Fertiliser: Does it mean favouring farmers?


-Editorial

WEB DESK: The government is often tempted to favour a particular group of producers for a variety of reasons and recover the cost of such a favour by burdening some other sector.

According to a notification issued on 29th April, 2016 by Oil and Gas Regulatory Authority (Ogra), natural gas rates for fertiliser plants have been reduced and increased simultaneously for all power plants with backdated recovery.

As per the notification, a cut of Rs 76.59 per million British thermal unit (mmbtu) was made in gas rates for fertiliser plants and an increase of Rs 13 per mmbtu for power plants was to come into force retrospectively w.e.f 1st April, 2016. The new gas tariff for the power sector was set at Rs 613 per mmbtu while the feedstock rate for the fertiliser sector was fixed at Rs 123.41 per unit.

Ogra officials said that new tariff for domestic and commercial consumers would be increased from 1st July, 2016 under a commitment with the IMF to revive biannual price adjustment mechanism from the same month. The new price of gas would apply to Dawood, Pak-Arab, Pak-China and Hazara phosphate fertiliser plants on SNGPL network and Fauji Fertiliser Bin Qasim Ltd and Engro Fertiliser Company on the SSGCL system. However, gas prices for the fertiliser sector being used as fuel to generate electricity will remain unchanged at Rs 600 per mmbtu.

As has become the norm in the present set-up, the decision to reduce gas rates of fertiliser feedstock (basic raw material for fertilisers) was taken at a recent meeting presided over by Finance Minister Ishaq Dar who was reported to have asserted that the government is committed to developing the agriculture sector and protecting farmers’ interest.

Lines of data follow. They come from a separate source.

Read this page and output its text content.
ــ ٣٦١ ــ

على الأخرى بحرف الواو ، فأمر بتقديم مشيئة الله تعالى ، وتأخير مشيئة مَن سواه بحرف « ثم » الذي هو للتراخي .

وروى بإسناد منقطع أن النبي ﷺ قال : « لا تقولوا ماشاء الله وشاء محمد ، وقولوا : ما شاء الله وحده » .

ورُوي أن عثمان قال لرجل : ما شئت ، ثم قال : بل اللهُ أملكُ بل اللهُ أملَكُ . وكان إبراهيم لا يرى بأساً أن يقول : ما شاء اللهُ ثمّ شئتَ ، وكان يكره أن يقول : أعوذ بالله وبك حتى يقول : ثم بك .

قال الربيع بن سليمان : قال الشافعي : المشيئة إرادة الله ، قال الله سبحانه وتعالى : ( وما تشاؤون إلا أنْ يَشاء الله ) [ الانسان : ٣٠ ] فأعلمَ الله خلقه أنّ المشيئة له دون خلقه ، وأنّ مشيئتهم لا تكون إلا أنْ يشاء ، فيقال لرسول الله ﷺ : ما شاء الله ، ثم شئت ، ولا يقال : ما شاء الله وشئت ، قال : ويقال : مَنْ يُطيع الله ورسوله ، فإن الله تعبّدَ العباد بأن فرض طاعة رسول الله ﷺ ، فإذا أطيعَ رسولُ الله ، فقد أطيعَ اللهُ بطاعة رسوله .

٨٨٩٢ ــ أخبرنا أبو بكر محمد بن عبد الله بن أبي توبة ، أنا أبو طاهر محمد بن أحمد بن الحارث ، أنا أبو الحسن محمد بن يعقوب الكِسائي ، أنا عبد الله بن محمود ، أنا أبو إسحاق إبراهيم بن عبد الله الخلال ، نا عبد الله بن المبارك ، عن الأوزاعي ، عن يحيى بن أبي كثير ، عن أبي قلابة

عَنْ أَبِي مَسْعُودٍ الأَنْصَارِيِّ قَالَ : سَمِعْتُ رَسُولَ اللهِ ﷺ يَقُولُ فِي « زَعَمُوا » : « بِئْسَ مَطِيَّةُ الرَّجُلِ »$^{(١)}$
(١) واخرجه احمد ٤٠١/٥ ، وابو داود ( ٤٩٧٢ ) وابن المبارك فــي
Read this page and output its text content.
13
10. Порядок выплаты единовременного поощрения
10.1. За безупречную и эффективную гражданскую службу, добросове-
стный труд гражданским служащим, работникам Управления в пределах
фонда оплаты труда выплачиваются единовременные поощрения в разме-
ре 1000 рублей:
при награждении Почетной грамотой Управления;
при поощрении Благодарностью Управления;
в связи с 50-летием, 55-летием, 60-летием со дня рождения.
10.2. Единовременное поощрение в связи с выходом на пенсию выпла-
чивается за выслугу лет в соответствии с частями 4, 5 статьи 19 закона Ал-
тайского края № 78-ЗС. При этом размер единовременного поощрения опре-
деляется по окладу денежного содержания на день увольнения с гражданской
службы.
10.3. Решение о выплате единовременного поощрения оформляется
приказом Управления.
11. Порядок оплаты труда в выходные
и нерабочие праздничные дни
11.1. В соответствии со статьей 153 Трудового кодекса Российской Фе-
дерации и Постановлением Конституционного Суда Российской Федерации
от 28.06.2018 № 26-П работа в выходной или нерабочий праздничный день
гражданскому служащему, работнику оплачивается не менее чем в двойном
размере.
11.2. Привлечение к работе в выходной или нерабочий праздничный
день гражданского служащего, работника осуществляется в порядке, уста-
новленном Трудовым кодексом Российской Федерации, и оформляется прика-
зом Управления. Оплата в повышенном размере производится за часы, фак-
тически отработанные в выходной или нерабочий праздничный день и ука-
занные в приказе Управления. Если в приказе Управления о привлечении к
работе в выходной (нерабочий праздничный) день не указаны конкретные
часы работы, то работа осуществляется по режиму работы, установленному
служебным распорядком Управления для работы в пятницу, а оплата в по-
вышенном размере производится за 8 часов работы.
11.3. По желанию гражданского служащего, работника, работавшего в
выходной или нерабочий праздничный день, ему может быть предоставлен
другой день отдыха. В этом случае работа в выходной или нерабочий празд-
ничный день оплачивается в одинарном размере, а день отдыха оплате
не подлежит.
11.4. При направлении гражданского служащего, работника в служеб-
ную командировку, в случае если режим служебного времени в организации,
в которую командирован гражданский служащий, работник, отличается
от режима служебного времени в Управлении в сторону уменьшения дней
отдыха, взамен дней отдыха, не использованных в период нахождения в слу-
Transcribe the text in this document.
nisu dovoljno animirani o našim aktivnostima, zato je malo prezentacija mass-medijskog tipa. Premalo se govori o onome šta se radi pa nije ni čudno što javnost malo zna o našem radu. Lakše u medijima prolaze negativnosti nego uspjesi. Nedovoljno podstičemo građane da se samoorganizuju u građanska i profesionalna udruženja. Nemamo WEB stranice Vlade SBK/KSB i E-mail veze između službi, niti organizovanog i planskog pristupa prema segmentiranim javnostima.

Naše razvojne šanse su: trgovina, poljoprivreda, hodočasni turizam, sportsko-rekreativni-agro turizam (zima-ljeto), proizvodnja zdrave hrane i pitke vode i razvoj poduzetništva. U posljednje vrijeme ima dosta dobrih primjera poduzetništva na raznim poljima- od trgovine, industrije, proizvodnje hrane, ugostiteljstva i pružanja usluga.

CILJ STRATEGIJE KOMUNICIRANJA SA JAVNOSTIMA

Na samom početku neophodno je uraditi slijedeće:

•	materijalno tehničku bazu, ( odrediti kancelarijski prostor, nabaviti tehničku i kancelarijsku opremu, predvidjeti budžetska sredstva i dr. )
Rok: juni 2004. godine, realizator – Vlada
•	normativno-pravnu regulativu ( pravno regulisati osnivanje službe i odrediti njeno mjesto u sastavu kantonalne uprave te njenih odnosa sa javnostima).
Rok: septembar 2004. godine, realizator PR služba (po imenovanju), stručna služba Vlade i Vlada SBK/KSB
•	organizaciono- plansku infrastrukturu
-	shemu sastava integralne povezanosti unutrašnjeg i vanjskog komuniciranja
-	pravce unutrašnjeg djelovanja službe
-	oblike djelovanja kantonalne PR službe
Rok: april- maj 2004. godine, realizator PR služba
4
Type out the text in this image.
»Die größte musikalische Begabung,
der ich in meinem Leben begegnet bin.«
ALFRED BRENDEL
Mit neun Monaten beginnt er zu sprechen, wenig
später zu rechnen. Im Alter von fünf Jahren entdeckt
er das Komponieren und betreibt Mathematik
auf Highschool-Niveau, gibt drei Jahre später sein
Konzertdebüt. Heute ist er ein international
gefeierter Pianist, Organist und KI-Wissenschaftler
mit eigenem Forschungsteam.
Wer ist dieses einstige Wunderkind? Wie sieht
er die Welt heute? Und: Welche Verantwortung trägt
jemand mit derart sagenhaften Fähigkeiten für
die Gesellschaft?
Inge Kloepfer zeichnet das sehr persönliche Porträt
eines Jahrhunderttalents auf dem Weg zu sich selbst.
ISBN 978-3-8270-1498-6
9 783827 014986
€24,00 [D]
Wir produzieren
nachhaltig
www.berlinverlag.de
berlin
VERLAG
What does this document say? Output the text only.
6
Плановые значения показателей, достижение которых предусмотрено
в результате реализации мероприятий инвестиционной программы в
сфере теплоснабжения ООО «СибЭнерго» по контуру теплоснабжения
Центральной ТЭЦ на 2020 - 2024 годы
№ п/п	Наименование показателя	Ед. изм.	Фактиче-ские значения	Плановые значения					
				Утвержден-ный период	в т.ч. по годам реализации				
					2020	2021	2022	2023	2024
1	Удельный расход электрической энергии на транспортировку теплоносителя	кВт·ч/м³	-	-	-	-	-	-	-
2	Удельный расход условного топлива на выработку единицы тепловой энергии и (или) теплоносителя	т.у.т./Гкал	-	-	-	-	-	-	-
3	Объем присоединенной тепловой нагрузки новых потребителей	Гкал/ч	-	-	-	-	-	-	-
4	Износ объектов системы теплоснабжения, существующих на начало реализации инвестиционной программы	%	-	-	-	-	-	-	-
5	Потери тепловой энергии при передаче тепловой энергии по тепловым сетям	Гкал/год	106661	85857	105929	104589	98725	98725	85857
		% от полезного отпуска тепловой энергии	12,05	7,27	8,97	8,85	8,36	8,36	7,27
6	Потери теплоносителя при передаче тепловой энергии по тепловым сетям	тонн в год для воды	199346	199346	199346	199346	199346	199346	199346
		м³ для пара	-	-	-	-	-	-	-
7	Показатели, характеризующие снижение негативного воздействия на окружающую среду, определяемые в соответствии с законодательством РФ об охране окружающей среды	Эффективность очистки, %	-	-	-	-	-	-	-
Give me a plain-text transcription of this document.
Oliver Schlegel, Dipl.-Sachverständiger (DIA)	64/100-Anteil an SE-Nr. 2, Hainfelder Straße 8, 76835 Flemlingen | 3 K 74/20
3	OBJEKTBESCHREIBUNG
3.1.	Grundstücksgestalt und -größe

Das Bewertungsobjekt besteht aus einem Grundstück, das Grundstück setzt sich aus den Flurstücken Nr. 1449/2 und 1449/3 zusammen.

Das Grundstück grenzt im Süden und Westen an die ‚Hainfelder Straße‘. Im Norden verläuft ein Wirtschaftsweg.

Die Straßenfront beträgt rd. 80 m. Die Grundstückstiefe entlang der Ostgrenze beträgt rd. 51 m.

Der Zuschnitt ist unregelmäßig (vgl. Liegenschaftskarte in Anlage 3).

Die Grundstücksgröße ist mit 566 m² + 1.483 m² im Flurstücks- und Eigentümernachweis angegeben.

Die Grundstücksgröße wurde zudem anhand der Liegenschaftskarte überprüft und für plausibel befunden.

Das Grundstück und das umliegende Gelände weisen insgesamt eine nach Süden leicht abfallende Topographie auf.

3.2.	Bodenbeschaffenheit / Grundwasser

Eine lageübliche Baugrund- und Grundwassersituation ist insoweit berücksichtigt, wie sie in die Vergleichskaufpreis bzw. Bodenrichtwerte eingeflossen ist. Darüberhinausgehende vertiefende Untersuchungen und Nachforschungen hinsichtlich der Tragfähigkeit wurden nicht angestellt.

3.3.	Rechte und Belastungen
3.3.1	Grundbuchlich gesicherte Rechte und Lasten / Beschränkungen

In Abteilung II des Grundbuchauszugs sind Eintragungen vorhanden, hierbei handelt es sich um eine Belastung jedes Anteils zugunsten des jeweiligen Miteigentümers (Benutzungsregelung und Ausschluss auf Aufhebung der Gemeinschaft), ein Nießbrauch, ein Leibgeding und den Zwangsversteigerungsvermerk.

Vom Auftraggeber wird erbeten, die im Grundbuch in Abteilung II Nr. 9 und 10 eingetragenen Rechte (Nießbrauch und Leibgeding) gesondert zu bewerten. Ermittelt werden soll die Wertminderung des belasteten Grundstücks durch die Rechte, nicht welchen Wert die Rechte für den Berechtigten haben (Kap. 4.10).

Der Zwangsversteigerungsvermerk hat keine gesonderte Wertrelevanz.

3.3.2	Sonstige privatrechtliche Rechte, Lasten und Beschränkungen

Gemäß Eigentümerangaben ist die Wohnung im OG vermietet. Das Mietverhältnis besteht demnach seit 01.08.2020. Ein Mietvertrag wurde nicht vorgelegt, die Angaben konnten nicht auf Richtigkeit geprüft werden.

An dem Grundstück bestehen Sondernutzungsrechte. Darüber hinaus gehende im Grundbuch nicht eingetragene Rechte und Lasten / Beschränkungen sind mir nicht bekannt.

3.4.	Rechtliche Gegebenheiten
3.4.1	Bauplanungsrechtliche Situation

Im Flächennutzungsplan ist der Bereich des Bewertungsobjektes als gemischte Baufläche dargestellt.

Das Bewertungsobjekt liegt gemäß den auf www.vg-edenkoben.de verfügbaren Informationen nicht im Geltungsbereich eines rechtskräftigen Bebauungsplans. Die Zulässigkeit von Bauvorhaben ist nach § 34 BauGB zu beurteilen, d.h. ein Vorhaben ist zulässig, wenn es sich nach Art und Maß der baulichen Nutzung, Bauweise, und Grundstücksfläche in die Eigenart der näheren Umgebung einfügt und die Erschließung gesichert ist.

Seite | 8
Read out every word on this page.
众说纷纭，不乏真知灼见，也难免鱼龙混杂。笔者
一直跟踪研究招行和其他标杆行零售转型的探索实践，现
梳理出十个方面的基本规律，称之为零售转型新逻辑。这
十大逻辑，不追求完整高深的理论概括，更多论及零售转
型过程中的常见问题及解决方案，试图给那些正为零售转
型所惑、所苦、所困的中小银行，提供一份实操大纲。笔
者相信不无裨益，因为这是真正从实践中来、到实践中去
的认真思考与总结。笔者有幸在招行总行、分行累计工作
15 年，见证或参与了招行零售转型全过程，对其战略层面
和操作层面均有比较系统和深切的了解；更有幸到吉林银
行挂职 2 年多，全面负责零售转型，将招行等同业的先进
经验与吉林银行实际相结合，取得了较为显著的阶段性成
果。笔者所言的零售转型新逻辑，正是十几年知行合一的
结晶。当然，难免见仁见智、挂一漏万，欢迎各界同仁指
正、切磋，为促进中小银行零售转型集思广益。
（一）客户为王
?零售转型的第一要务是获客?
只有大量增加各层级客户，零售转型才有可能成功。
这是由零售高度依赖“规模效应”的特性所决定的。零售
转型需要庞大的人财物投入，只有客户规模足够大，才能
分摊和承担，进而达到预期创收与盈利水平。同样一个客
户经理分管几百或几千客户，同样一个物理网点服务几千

It was also assured that the government would reduce the cost of other agricultural inputs to increase yield and productivity in the sector.

While the government wanted to benefit the farming community, it was obviously aware of the need to protect the revenue stream of the gas companies which was sought to be maintained by shifting the burden of farmers to common electricity consumers. Overall, therefore, an increase in generation cost for gas-based power plants due to higher input price would be recovered from ordinary consumers on account of monthly fuel-adjustment cost.

However, while the decision of the government would appear to a routine matter, it smacks of discrimination due to differentiation in prices for the same product for various sectors and could lead to misallocation of resources due to the likelihood of greater flow of investment resources to the fertiliser sector at the cost of power sector. In our view, if at all the government wanted to favour the agriculture sector, the subsidy of such a policy should have been provided from the budget and on a selective basis.

For instance, while the subsistence farmers need to be protected from excessive downward trend in prices of agricultural products, there was no reason to shelter the big landlords who have luxurious lifestyles and do not pay taxes. Also, it needs to be recalled that farmers have already been favoured by a historic Kissan package of Rs 342 billion announced by the Prime Minister.

Besides, government policies should never be guided by vested interests but only decided by economic criteria and justification. The meeting in which the new gas prices were decided was attended by a delegation of the fertiliser industry led by the Fauji Fertiliser. Power consumers were not represented at the meeting which reflects the tendency of the government to bow to the demands of powerful groups. Unfortunately, such a tendency is not peculiar to the present government but has been prevalent all along.